Thanks to Charlie Niebling of New England Wood Pellets and his intrepid band of organizers at BTEC, Maine Pellet Fuels Association, Pellet Fuels Institute, New York Biomass Energy Alliance, and Alliance for Green Heat, among others, the second annual Heating the Northeast Conference held last week in Manchester, NH, was an energizing event to a sold-out house.
Business representatives from all corners of the “biomass thermal” world were present to show their wares, share information, and plan for the future of the fuel and paradigm switching that must come as petroleum products become increasingly scarce and quests for them carry ever higher environmental risks.

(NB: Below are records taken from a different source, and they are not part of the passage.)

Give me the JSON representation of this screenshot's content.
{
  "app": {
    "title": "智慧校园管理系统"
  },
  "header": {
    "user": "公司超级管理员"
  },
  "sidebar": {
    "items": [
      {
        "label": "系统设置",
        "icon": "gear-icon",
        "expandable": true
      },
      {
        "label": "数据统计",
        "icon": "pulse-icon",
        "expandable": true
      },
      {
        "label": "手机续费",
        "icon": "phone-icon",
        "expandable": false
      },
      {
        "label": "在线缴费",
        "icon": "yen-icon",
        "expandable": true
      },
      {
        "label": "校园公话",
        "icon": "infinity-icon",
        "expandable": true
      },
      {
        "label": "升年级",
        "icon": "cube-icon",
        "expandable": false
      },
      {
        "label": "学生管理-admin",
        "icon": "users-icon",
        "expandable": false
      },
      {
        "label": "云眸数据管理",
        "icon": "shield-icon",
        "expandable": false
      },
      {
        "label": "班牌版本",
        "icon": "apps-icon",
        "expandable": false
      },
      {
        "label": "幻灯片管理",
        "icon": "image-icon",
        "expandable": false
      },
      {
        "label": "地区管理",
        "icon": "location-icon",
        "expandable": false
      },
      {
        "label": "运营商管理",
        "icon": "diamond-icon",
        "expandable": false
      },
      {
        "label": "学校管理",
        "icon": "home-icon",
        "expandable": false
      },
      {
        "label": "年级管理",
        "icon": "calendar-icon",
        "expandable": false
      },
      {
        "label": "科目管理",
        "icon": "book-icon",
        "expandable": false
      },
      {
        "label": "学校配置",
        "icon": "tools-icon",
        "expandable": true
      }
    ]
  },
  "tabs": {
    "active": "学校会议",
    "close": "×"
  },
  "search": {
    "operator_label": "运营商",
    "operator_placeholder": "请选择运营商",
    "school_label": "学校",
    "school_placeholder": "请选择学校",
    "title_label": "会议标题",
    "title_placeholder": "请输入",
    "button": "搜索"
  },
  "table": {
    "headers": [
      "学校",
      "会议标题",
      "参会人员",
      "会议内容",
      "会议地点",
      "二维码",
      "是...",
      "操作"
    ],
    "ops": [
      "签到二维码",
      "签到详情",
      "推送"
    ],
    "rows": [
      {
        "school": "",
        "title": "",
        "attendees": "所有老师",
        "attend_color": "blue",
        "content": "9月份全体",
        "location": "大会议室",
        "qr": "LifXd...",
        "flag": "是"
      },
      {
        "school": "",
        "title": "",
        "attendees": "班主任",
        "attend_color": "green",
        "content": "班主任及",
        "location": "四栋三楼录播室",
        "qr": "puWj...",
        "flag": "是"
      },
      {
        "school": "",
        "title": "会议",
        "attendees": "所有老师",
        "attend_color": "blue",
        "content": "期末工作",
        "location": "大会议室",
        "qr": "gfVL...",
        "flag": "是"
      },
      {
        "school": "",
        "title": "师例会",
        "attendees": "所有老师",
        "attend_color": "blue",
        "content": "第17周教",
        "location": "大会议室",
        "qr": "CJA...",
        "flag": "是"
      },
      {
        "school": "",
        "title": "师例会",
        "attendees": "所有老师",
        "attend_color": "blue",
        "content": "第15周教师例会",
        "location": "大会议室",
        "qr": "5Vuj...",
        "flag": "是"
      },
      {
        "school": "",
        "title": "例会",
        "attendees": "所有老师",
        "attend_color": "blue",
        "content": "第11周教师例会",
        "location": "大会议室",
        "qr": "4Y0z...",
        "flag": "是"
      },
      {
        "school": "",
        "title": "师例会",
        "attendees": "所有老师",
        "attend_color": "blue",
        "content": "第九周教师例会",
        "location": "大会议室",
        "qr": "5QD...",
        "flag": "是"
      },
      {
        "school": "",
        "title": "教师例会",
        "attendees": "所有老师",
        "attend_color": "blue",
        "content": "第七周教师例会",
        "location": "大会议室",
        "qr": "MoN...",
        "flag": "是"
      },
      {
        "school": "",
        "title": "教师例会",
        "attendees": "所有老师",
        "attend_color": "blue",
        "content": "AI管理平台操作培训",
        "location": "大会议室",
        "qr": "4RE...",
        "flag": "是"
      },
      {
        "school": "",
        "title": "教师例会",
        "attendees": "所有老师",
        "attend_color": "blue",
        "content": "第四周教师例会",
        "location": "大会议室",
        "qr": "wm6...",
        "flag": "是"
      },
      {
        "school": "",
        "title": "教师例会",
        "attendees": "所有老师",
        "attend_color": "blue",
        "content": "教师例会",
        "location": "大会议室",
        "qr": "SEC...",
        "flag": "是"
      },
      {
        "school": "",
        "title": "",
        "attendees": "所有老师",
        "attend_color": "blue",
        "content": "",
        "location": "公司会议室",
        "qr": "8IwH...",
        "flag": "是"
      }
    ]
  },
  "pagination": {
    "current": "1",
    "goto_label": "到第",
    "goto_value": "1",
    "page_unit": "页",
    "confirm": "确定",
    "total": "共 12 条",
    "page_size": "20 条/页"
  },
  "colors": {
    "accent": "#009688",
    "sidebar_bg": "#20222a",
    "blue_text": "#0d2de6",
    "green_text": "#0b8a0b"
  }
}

During the event NH Senator Jeanne Shaheen made a virtual appearance throwing her support behind the important transition and behind bills that are working their ways through the Senate to incentivize the installation of renewable resource technologies for space and water heating. In addition, the State of New Hampshire made an announcement that it would provide incentives to home owners of 30% of the cost of newly installed qualifying biomass central heating systems up to $6,000. Oh, that all State governments were as forward-looking.
I left this year’s event with a couple of very strong feelings. First, in two ways, this conference felt a bit like preaching to the choir. There were few in the room who weren’t fully subscribed to the importance of a switch away from fossil fuels and toward renewable biomass alternatives. Several who weren’t fully subscribed stood up to worry out loud about over-harvesting of regional forests demonstrating both their philosophical perspectives and their need for understanding of actual harvest patterns and fiber availability in the northeastern U.S.
Unfortunately, several of those who had various podiums used their time for infomercials we all could have been spared. This was a small problem to be sure but one which should be addressed as next year’s speaking forces are recruited.
Second, the vendor display area represented a remarkable opportunity for the general public to begin to understand this technology which is commonplace in Europe but new to us. The organizers would do well next year to schedule one day for the general public to see the vast array of products, to talk with knowledgeable vendors about them, and to hear a session or two on the benefits of biomass used as a thermal energy.
The culminating experience for the Conference was the distribution of “A Bold Vision for 2025,” the work of the five organizing groups listed above. The glossy summary and the more developed white paper are both available on the Maine Pellet Fuels Association website.